The main activity consisted in morphological, physiological and transcriptomics analysis of the root response on the VHN system. The VHN system allows us to detect systemic “N-demand” effect on lateral root (LR) length in both top (R1) and bottom (R2) parts of the root system in the wild-type (Fig.3A). We also showed that the primary root (PR) length responds to “N-demand”. These results indicate that the VHN system is appropriate to study the root foraging response to heterogeneous distribution of N in the growth medium. In a nitrate sensor KO mutant, LR “N-demand” response is affected in the top (R1) part of the root (Fig.3B). This indicates that this sensor is part of the systemic response to heterogeneous N-environment. After only 8h on VHN, shoots accumulate gradually increasing quantities of N depending on the conditions (Ctr+N > N-top > N-tip > Ctr-N) (Fig.4A). The bottom part of the root (R2) is more efficient in N-accumulation than the top (R1) but the later has a higher capacity (Fig.4A to 4C). Nevertheless, after 4 days, plant biomass is similar in Ctr+N and heterogeneous N-conditions (N-top, N-tip) (Fig.4E). These data indicate that plants submitted to heterogeneous N-supply adjust their internal N-status to maintain growth at a level comparable to that of plants grown on homogeneous N-supply. Differential gene expression analysis proved that a systemic N-response is detectable as soon as 2h in both shoots and roots (Fig.5 and 8). However, this systemic response is larger at 8h (Fig.5 and 8) and is largely consistent with response to N in general and heterogeneous N in particular. In roots, we found different dynamics in gene responses to heterogeneous N depending on where N is supplied along the main root axis; systemic N-response is faster in R2 than R1. Moreover, at each time point, the DEG are overall mostly specific to each part of the root but gene expression patterns and biological functions are very similar.

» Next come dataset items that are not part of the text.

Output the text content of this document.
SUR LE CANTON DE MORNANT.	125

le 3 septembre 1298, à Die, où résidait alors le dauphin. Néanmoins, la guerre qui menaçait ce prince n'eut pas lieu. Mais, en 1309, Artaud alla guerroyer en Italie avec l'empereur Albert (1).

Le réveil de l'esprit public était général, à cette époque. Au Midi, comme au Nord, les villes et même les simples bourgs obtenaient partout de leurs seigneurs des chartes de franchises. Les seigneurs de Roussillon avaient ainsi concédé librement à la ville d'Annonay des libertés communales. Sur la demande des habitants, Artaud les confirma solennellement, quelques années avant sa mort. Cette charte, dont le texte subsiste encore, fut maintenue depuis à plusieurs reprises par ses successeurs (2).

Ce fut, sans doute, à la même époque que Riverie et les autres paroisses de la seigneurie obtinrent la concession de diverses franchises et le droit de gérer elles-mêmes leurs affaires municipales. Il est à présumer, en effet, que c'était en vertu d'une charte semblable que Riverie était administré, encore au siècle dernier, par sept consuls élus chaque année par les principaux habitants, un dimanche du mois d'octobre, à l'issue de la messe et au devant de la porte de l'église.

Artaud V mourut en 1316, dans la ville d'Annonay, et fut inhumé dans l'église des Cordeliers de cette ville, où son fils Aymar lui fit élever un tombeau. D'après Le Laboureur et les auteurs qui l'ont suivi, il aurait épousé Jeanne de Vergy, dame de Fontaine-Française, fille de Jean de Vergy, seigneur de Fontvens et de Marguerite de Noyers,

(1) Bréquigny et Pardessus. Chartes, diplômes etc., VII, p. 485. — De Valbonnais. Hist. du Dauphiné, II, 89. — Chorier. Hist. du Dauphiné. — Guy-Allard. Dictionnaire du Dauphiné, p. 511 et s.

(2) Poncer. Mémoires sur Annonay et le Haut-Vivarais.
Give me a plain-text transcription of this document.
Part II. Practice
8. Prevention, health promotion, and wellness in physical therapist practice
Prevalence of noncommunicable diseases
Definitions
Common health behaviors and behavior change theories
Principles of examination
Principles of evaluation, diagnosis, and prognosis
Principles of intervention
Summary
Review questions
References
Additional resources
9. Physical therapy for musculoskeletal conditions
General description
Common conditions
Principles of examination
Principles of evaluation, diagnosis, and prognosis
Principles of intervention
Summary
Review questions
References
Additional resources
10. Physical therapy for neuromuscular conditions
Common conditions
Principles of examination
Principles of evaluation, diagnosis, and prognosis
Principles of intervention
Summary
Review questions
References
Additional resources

The analysis of the gene expression patterns at 8h in the different tissues converge to indicate that various systemic signals co-exist. We identified 3 root-to-shoot signals (Fig.9 and 11): a N-supply signal, a N-demand signal and a “N at tip” signal coming from the root apex and indicating to the shoot whether N is present of not (Fig. 10). The latter signals is independent of any nutritional consideration and represent a so far unknown and very specific systemic signaling pathway. We showed that “N at tip signal” is dependent on root apex (3mm) and on the nitrate sensor previously mentioned. Besides, we discovered that shoots seem to “sense” how much N has been accumulated in aerial parts and to regulate genes accordingly (Fig. 9 and 11 “N-dose” pattern). In addition, shoots would integrate the “N-status” information with the 3 ascending signals and would send an integrative signal back to the roots (N-repletion, N-depletion, heterogeneous N, etc.) (Fig.7). In roots, those systemic signals would be integrated with local one to adjust gene expression.
The dissemination of these results will be done through the publication of a scientific article in one of the best journal. This article is currently under writing. After the publication, the question of a root tip signal directly transduced to the shoots will be further explored. Notably, we will address the respective role of the root and shoot apical meristems by exploiting the shoot transcriptional responses highlighted in this project.